Sanders, Khanna offer tough new drug pricing bill
The proposed bill would strip monopoly protection from drug companies if their prices are judged to be too high.
Maybe it wasn’t such a hot idea for pharmaceutical companies to decide to all raise prices at the same time, or to be so blatant about how profitable things are or how much they can charge for branded drugs.
Senator Bernie Sanders, I-VT, has teamed up with Representative Ro Khanna, D-CA, in offering a bill that goes after those rising prices by stripping monopoly protection from drug companies if their prices are judged to be too high.
Related: Pharma balks at proposal to list drug prices in TV ads
The Hill reports that the bill—one of the most aggressive aimed at lowering drug prices—would disregard patents in stripping monopoly protections and allowing other companies to come up with cheaper generic versions of a drug if the price for that drug is higher than the median price in Canada, the United Kingdom, Germany, France and Japan.
“No other country allows pharmaceutical companies to charge any price they want for any reason they want,” Sanders said, adding, “The greed of the prescription drug industry is literally killing Americans and it has got to stop.”

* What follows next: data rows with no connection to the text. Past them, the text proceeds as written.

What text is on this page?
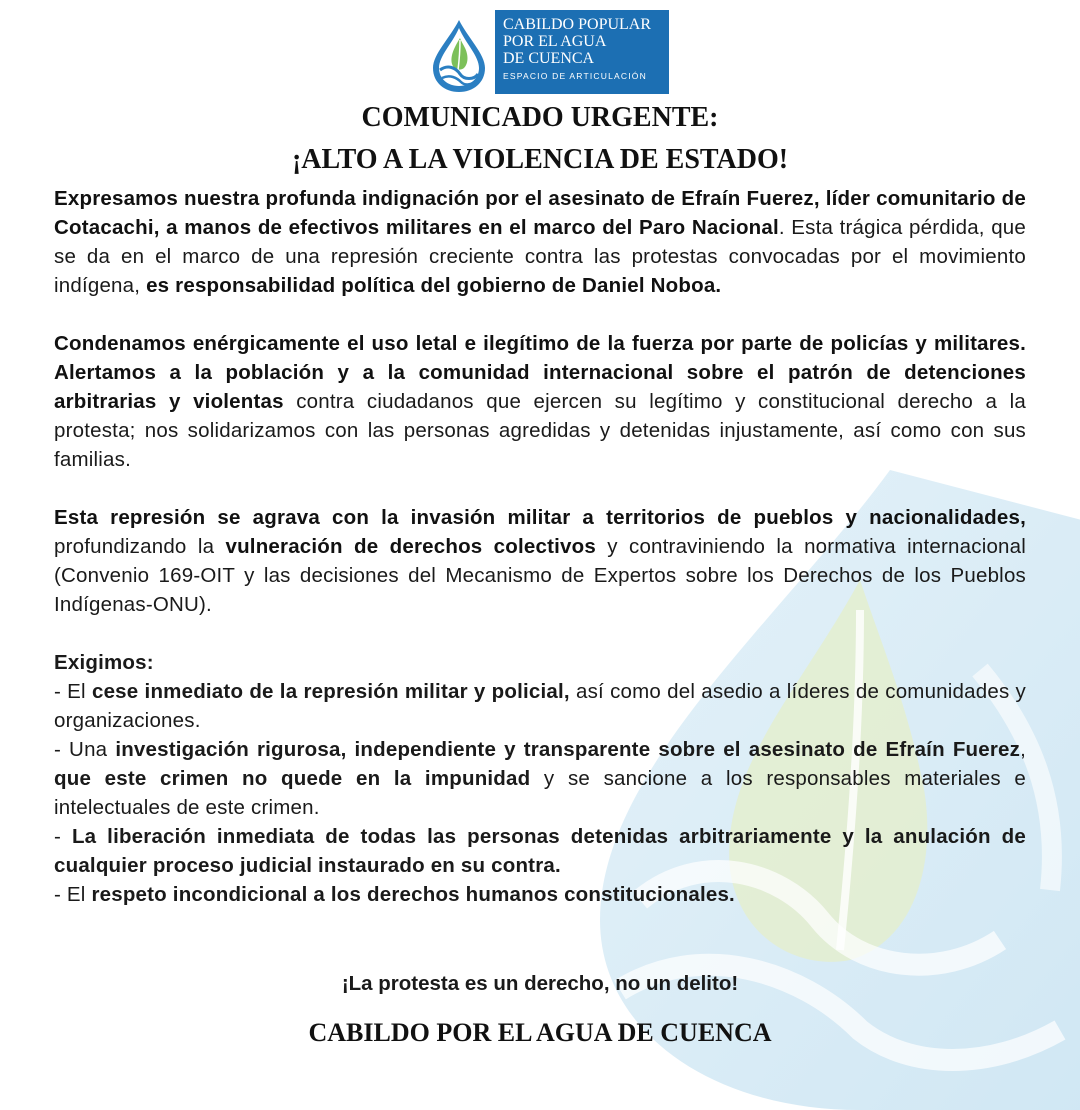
CABILDO POPULAR
POR EL AGUA
DE CUENCA
ESPACIO DE ARTICULACIÓN
COMUNICADO URGENTE:
¡ALTO A LA VIOLENCIA DE ESTADO!

Expresamos nuestra profunda indignación por el asesinato de Efraín Fuerez, líder comunitario de Cotacachi, a manos de efectivos militares en el marco del Paro Nacional. Esta trágica pérdida, que se da en el marco de una represión creciente contra las protestas convocadas por el movimiento indígena, es responsabilidad política del gobierno de Daniel Noboa.

Condenamos enérgicamente el uso letal e ilegítimo de la fuerza por parte de policías y militares. Alertamos a la población y a la comunidad internacional sobre el patrón de detenciones arbitrarias y violentas contra ciudadanos que ejercen su legítimo y constitucional derecho a la protesta; nos solidarizamos con las personas agredidas y detenidas injustamente, así como con sus familias.

Esta represión se agrava con la invasión militar a territorios de pueblos y nacionalidades, profundizando la vulneración de derechos colectivos y contraviniendo la normativa internacional (Convenio 169-OIT y las decisiones del Mecanismo de Expertos sobre los Derechos de los Pueblos Indígenas-ONU).

Exigimos:
- El cese inmediato de la represión militar y policial, así como del asedio a líderes de comunidades y organizaciones.
- Una investigación rigurosa, independiente y transparente sobre el asesinato de Efraín Fuerez, que este crimen no quede en la impunidad y se sancione a los responsables materiales e intelectuales de este crimen.
- La liberación inmediata de todas las personas detenidas arbitrariamente y la anulación de cualquier proceso judicial instaurado en su contra.
- El respeto incondicional a los derechos humanos constitucionales.
¡La protesta es un derecho, no un delito!
CABILDO POR EL AGUA DE CUENCA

While pharma companies argue that other countries using price controls stifle innovation in the creation of new drugs, progressives aren’t buying it. In fact, even though it’s not clear that this bill has a way forward in the Senate, with Republicans still in the driver’s seat there, the public mood—and even that of the Trump administration—seem to be on the side of progressives in seeking a way to cut drug costs.
Khanna, a progressive representing California’s Silicon Valley, said in a statement, “Today, we’re sending big pharma a message: Market exclusivity is a privilege, and when you abuse that by price gouging the sick and aging, then you lose that privilege.”